Personal information
- Nationality: British/Jamaican
- Born: 22 April 1954 (age 72) Linstead, Saint Catherine, Jamaica
- Height: 185 cm (6 ft 1 in)
- Weight: 76 kg (168 lb)

Sport
- Sport: Athletics
- Event: 400 m
- Club: WBAC

Medal record
Men's athletics
Representing Great Britain
European Championships
| Gold medal – first place | 1974 Rome | 4×400 m |

= Glen Cohen =

British sprinter (born 1954)

Glendon Howard Cohen (born 22 April 1954) is a male retired Jamaican-born British track and field athlete who competed in the sprints.

== Biography ==
Born in Linstead, St. Catherine, Jamaica, he moved over to England as a child, growing up in Wolverhampton, and represented Great Britain at the Olympic Games of 1976 and 1980 in the 400 metres. He was a member of Wolverhampton & Bilston Athletics Club.

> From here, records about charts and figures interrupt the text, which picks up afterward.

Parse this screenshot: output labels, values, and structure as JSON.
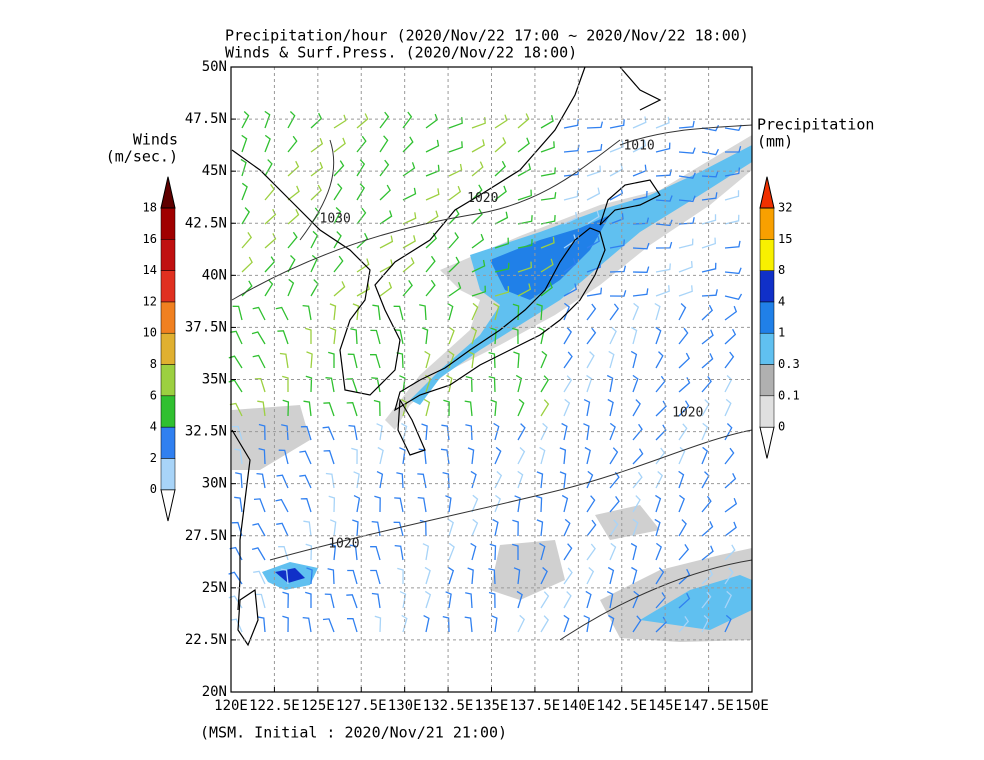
{
  "header": {
    "title_line1": "Precipitation/hour (2020/Nov/22 17:00 ~ 2020/Nov/22 18:00)",
    "title_line2": "Winds & Surf.Press. (2020/Nov/22 18:00)"
  },
  "map": {
    "xlim": [
      120,
      150
    ],
    "ylim": [
      20,
      50
    ],
    "xticks": [
      {
        "value": 120,
        "label": "120E"
      },
      {
        "value": 122.5,
        "label": "122.5E"
      },
      {
        "value": 125,
        "label": "125E"
      },
      {
        "value": 127.5,
        "label": "127.5E"
      },
      {
        "value": 130,
        "label": "130E"
      },
      {
        "value": 132.5,
        "label": "132.5E"
      },
      {
        "value": 135,
        "label": "135E"
      },
      {
        "value": 137.5,
        "label": "137.5E"
      },
      {
        "value": 140,
        "label": "140E"
      },
      {
        "value": 142.5,
        "label": "142.5E"
      },
      {
        "value": 145,
        "label": "145E"
      },
      {
        "value": 147.5,
        "label": "147.5E"
      },
      {
        "value": 150,
        "label": "150E"
      }
    ],
    "yticks": [
      {
        "value": 20,
        "label": "20N"
      },
      {
        "value": 22.5,
        "label": "22.5N"
      },
      {
        "value": 25,
        "label": "25N"
      },
      {
        "value": 27.5,
        "label": "27.5N"
      },
      {
        "value": 30,
        "label": "30N"
      },
      {
        "value": 32.5,
        "label": "32.5N"
      },
      {
        "value": 35,
        "label": "35N"
      },
      {
        "value": 37.5,
        "label": "37.5N"
      },
      {
        "value": 40,
        "label": "40N"
      },
      {
        "value": 42.5,
        "label": "42.5N"
      },
      {
        "value": 45,
        "label": "45N"
      },
      {
        "value": 47.5,
        "label": "47.5N"
      },
      {
        "value": 50,
        "label": "50N"
      }
    ],
    "grid": true,
    "isobar_labels": [
      {
        "text": "1010",
        "lon": 143.5,
        "lat": 46.2
      },
      {
        "text": "1020",
        "lon": 134.5,
        "lat": 43.7
      },
      {
        "text": "1030",
        "lon": 126.0,
        "lat": 42.7
      },
      {
        "text": "1020",
        "lon": 146.3,
        "lat": 33.4
      },
      {
        "text": "1020",
        "lon": 126.5,
        "lat": 27.1
      }
    ]
  },
  "winds_legend": {
    "title": "Winds",
    "unit": "(m/sec.)",
    "ticks": [
      0,
      2,
      4,
      6,
      8,
      10,
      12,
      14,
      16,
      18
    ],
    "colors": [
      "#ffffff",
      "#a8d4f8",
      "#3080f0",
      "#30c030",
      "#9cd040",
      "#e0b030",
      "#f08020",
      "#e03020",
      "#c01010",
      "#a00000",
      "#600000"
    ]
  },
  "precip_legend": {
    "title": "Precipitation",
    "unit": "(mm)",
    "ticks": [
      0,
      0.1,
      0.3,
      1,
      4,
      8,
      15,
      32
    ],
    "colors": [
      "#ffffff",
      "#e0e0e0",
      "#b0b0b0",
      "#60c0f0",
      "#2080e8",
      "#1030c8",
      "#f8f000",
      "#f8a000",
      "#f03000"
    ]
  },
  "footer": "(MSM. Initial : 2020/Nov/21 21:00)"
}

His personal best of 45.49 was achieved in 1978.

Cohen finished second behind David Jenkins in the 400 metres event at the 1975 AAA Championships.

He represented England in the 400 metres and 400 metres relay events, at the 1978 Commonwealth Games in Edmonton, Alberta, Canada.

Cohen competed for the Boston University Terriers track and field team in the NCAA.